The “next big thing” lists are a well-worn staple of technology analysts and consultants, typically delivered just before the calendar turns to a new year.

A new report from the McKinsey Global Institute, the research arm of the consulting firm, delivers a twist on the art form, and the difference is more than the timing. The 154-page report not only selects a dozen “disruptive” technologies from a candidate list of 100, but also measures their economic impact.

By 2025, the 12 technologies — led by the mobile Internet, the automation of knowledge work, and the Internet of Things — have the potential to deliver economic value of up to $33 trillion a year worldwide, according to the McKinsey researchers.

That would be a sweeping and disruptive effect indeed, since economists project that by 2025 global economic output will be about $100 trillion.

The McKinsey report does include the estimated value of the social benefits of using a more efficient technology, like time saved. Such benefits — known as “consumer surplus” — are not included in conventional measures of economic output. (An example would be the value of time saved by quickly finding answers to questions by using a search engine. Google economists estimate that saving at up to $65 billion annually.)

The estimated range of the impact of the dozen technologies is also quite wide, from $14 trillion to $33 trillion by 2025. That approach, McKinsey researchers say, takes account of the many uncertainties when projecting possible outcomes more than a decade in the future. Two of the 12 technologies identified in the McKinsey report, for example, are “renewable energy” and “advanced oil and gas exploration and recovery.” Energy prices will have a big effect on the measured impact of those technologies — and energy prices can fluctuate widely. Over the last decade, oil prices ranged from a a low near $23 to a high of about $146.

“We’re not in the prediction business, and we’re not in the forecasting business,” said Michael Chui, a principal of the McKinsey Global Institute. “We wanted to show potential, and do that with a quantitative perspective.”

The research institute has done other quantitative technology assessments in recent years. Two years ago, McKinsey published a report on the potential impact of the explosion in the quantity and variety of digital data and the use of artificial-intelligence software to find insights — a combination known as Big Data.

The current report does not include Big Data as a separate technology. Mr. Chui explained that the Big Data tools are coming to be a foundation technology for several of the 12 categories, including automation of knowledge work, advanced robotics, next-generation genomics, and Internet of Things, which involves embedding sensors, smart software and communications capability into machines and other physical objects.

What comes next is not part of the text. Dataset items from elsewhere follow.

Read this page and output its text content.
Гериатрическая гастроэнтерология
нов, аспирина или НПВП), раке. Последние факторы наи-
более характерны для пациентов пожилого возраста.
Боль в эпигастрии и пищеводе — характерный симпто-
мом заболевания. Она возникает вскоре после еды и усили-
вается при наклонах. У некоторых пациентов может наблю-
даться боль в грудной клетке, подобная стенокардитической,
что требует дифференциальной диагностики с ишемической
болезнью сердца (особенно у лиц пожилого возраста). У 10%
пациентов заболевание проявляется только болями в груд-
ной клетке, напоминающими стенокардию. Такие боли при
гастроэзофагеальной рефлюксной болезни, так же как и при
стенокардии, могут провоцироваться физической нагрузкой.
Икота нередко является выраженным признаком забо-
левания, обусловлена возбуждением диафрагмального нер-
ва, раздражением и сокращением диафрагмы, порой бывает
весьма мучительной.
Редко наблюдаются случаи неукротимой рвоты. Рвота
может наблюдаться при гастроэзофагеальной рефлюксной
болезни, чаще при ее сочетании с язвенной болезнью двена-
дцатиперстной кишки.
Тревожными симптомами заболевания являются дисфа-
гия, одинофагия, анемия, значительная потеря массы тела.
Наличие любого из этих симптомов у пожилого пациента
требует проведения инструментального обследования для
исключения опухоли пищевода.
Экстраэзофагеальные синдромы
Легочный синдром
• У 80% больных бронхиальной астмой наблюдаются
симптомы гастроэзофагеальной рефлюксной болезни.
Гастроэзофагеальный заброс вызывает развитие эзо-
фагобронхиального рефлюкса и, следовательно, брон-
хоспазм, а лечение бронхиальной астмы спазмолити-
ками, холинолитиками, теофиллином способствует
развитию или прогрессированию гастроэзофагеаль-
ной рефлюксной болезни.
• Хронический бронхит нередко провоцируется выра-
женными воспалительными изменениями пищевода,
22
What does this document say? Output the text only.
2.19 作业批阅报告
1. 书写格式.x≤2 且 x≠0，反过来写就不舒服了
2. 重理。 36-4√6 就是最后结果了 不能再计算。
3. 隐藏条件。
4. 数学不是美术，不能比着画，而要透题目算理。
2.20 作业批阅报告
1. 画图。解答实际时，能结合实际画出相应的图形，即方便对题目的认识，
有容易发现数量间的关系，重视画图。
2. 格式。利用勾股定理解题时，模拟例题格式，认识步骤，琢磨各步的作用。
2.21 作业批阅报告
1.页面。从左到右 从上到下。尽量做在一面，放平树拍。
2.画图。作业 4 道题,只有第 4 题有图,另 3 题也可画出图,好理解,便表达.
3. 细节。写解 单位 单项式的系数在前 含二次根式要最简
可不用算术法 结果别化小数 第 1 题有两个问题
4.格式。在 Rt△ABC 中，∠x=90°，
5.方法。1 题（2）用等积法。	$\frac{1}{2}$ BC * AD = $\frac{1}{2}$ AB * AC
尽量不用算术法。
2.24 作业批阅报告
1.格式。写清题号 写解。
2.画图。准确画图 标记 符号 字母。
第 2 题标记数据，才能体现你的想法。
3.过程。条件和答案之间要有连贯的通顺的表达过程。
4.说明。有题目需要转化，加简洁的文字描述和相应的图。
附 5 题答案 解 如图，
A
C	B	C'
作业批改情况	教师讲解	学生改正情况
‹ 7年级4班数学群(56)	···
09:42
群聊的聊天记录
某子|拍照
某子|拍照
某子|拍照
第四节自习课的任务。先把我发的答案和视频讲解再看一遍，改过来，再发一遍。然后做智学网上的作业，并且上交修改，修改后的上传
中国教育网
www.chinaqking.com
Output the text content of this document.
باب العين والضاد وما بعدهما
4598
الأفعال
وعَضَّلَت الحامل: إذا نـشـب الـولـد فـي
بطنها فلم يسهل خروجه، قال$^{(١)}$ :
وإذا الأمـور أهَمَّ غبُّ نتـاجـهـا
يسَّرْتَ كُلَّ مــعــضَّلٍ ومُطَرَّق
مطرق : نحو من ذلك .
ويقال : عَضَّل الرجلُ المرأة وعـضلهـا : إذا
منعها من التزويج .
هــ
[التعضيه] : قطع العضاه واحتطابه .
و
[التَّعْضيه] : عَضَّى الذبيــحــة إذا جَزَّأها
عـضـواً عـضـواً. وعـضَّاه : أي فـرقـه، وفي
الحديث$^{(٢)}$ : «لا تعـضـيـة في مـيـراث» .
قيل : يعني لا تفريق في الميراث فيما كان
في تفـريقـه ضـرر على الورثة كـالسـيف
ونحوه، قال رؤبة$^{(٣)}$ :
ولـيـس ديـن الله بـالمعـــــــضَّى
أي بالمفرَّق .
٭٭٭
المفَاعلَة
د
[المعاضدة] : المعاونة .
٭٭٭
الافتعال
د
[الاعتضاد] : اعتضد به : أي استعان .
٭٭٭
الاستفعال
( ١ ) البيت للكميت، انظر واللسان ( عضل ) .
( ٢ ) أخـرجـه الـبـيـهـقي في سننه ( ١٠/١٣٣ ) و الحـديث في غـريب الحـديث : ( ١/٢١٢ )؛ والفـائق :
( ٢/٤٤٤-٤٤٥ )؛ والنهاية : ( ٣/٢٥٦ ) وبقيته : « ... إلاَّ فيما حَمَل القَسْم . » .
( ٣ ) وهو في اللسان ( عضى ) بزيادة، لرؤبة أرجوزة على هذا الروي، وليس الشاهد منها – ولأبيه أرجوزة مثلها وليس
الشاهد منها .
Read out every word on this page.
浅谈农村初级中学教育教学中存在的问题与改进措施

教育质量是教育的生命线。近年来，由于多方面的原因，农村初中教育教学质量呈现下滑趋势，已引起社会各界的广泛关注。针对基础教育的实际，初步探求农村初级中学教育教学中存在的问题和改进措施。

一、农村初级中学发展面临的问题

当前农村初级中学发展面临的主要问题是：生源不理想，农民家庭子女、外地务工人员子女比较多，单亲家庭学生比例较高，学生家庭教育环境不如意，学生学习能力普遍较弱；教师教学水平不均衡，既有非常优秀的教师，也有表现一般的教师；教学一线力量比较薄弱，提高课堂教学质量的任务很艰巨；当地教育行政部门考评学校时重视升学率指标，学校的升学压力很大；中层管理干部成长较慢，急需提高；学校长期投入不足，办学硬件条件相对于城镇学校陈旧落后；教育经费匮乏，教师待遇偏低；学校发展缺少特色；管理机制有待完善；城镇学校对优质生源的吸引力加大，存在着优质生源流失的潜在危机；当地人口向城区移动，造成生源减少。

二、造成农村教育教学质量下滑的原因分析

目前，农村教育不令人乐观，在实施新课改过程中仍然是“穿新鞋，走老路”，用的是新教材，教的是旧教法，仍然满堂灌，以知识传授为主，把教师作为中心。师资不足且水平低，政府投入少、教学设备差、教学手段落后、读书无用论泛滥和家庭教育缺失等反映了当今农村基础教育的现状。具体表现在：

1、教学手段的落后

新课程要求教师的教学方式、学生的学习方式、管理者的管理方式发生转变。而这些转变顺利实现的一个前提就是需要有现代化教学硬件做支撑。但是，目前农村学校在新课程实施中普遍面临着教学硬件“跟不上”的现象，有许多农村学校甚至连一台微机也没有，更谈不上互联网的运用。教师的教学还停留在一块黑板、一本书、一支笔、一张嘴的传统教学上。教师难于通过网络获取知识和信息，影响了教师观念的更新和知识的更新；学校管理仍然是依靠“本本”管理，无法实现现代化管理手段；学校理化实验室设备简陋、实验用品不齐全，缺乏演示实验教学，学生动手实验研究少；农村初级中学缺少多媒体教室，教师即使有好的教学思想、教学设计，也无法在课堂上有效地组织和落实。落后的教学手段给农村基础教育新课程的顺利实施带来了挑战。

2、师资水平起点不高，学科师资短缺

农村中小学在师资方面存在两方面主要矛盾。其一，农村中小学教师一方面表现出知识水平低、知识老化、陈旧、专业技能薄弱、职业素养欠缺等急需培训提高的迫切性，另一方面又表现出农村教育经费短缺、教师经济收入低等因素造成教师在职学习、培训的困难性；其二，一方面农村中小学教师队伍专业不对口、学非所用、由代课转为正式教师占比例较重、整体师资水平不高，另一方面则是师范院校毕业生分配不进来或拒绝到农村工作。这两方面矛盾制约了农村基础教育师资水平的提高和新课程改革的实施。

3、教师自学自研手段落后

The McKinsey report is a brief for technological optimism. “It weighs in on the side that there’s a lot of technology innovation going on and it will have a significant impact,” said Martin Baily, an economist at the Brookings Institution, who was an adviser to McKinsey on the study.

In the economics profession, there is a lively debate on that subject. The case for pessimism have been most forcefully presented recently by Robert J. Gordon, an economist at Northwestern University. Another adviser on the McKinsey study, Erik Brynjolfsson, an economist at Massachusetts Institute of Technology, has been perhaps the most prominent optimist.

The dueling economists even faced off in a debate last month at a TED conference.

Notes on chart sizing, from McKinsey Global Institute: These economic impact estimates are not comprehensive and include potential direct impact of sized applications only. They do not represent gross domestic product or market size (revenue), but rather economic potential, including consumer surplus. The relative sizes of technology categories shown do not constitute a “ranking,” since our sizing is not comprehensive. We do not quantify the split or transfer of surplus among or across companies or consumers, since this would depend on emerging competitive dynamics and business models. Moreover, the estimates are not directly additive, since some applications and/or value drivers are overlapping across technologies. Finally, they are not fully risk- or probability-adjusted.